Glass- I am somewhat an expert on this material as i work as a glazier (glass installer). There are a lot of different types of glass most will work for this project. Tempered glass will NOT work for this project you'll know if your glass is tempered or not by looking for a "bug" or "cobb" on one of the corners of the piece of glass. This "bug" will be a company logo with some writing that will say if it is safety glass or not. If your piece of glass does not have a "bug" there is a 99% chance that it is annealed and that you can use it for this project.
For this project i would recommend glass that is a 1/4 thick or more. I used 3/8 thick glass.
If you are having trouble finding thick glass go to your local glass shop (install/repair windows) they should be able to cut you a piece off scrap. They may even give you the small pieces as small pieces are pretty much useless scrap to them. If they do cut you a piece make sure they seam the sharp edges off.
If you'd like nicer looking edges for your glass sign, ask them to order a piece that has a flat polish or pencil polish. The piece i used has flat polished edges.
Vinyl Contact paper.
This can be found at most hardware stores. It will be with the other shelf liners, keep in mind that you do not want the foam type or the thick/plastic type. Vinyl contact paper is about 4 mil thin. It will probably be the cheapest option of shelf liner. Make sure you get the self adhesive type as they have both adhesive and non adhesive versions.
My source for this materials is actually the 99cent store. They have had it in stock for years in my area and it can be found in kitchen utensils isle.
I have not used this since i upgraded to a blast cabinet but i would recommend the brand ARMOUR ETCH.
Spray mount is perfect for any stencil work you do. It is different then spray adhesive in a couple ways, it is repositionable and it will not wrinkle your paper as easily.
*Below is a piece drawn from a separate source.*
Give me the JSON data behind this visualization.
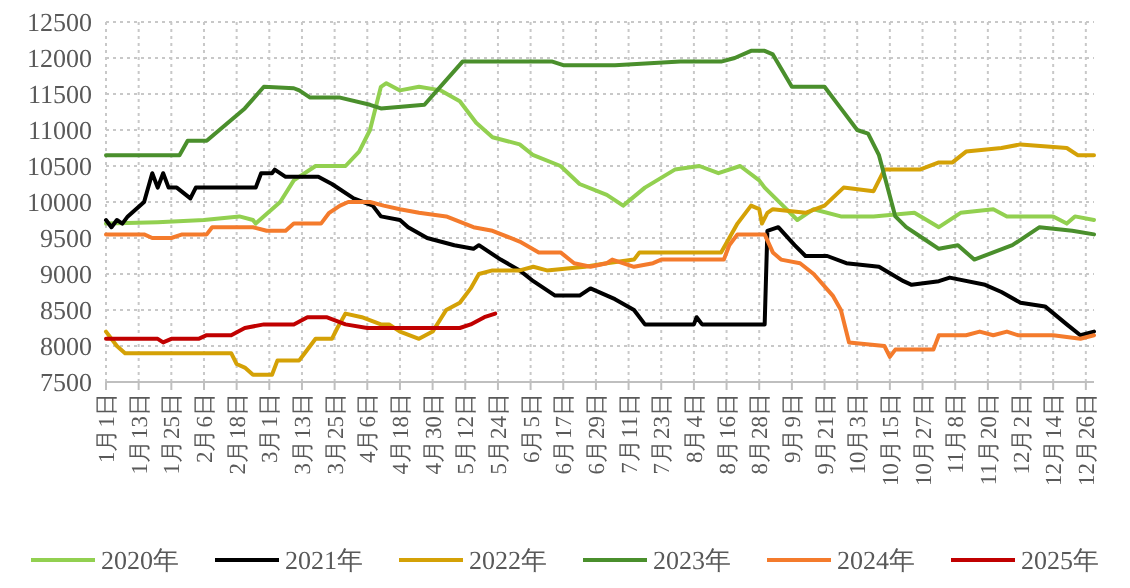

It can be found in most art stores.
If you plan on doing this a lot i really recommend buying one of these. You can pick one up from harbor freight tools for around $200. This will come with a blast gun and a light on the inside to improve visibility.
I use aluminum oxide. 40lbs will last you a long long time. Do not use actual sand in your blast cabinet as its particles are very hazardous to your health.
I have a few extra tips to help with different parts of this instrucable.
Cutting out your stencil
Tip try to lift your blade off the workpiece as little as possible while cutting out your design. This will give you smoother lines and transitions.
Use a metal straight edge to cut out any perfectly straight lines you have.
If you remove an entire section that you didnt want to you can cut a small piece of contact paper out and patch the area.
Try to avoid doing lines close together.